Bütçe imkanları çerçevesinde 2026 için vergi ve harç güncellemelerini yeniden değerleme oranında değil, hedeflenilen enflasyon oranında belirleyeceklerini aktaran Şimşek, “Gelir vergisi tarifesi gibi vatandaşlarımızın lehine olan vergi mevzuatındaki güncellemeleri daha yüksek olan, yani yüzde 25,5 olan yeniden değerleme oranında arttıracağız. Dolayısıyla kamunun fiyatlarını yüzde 16-19 arasında belirlerken, vatandaşın lehine olan hususlarda yeniden değerleme oranında uygulayacağız” dedi.
“Verilerin sağlıklı olmasını istiyoruz”
Bütün bütçe görüşmelerinde Türkiye İstatistik Kurumu’na (TÜİK) ilişkin birçok değerlendirme yapıldığına işaret eden Şimşek, “Hiçbir zaman ne benim ne de ekibimin ne TÜİK’e müdahalesi oldu ne de bu konuda bir talimatım oldu ne de olacak. Çünkü biz verilerin sağlıklı olmasını istiyoruz. Ona göre teşhisi ve tedaviyi doğru yapalım. TÜİK istatistikleri Eurostat gibi uluslararası kuruluşlar tarafından belirlenen yöntem, tanım ve kavramlar kullanılarak hesaplanıyor. Dolayısıyla verilerimiz Birleşmiş Milletler, IMF, OECD, ILO gibi birçok kuruluşla iş birliği içerisinde ve onların da denetimine açık şekilde üretiliyor” ifadelerinde bulundu.

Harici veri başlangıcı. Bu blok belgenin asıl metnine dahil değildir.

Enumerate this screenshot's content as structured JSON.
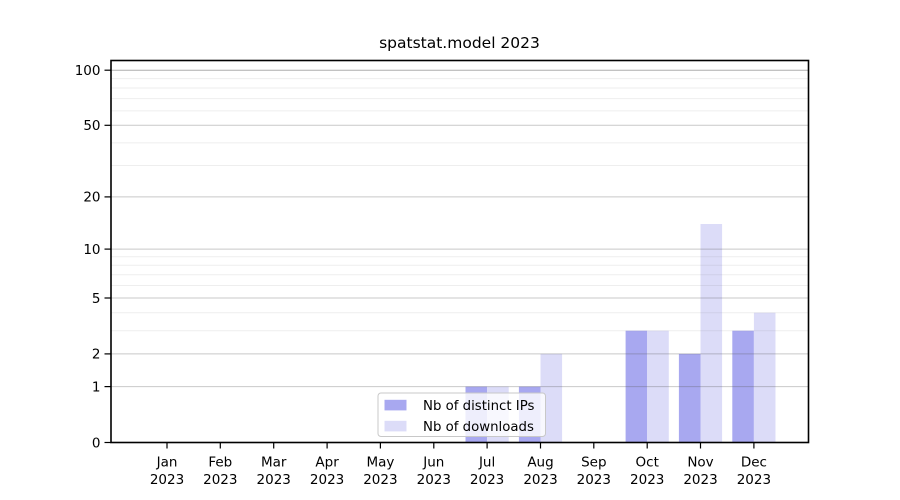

Rezerv kalitesine ilişkin değerlendirmelerde bulunan Bakan Şimşek, rezerv artışının “carry trade” kaynaklı olmadığını söyleyerek, “Bütün carry trade’in yani swap stokunun tamamı 20 milyar dolar civarı. Bu da 123 milyar dolarlık artışın altıda biri. Ters dolarizasyon, yüksek dış borç çevirme oranları, ihracat bedeli satış yükümlülüğü, altın fiyatları ve azalan cari açık, bunların hepsi rezerv artışında etkili oldu. Özellikle yurt dışı ve yurt içi swapları kapatmakla birlikte rezerv kalitemiz arttı” dedi.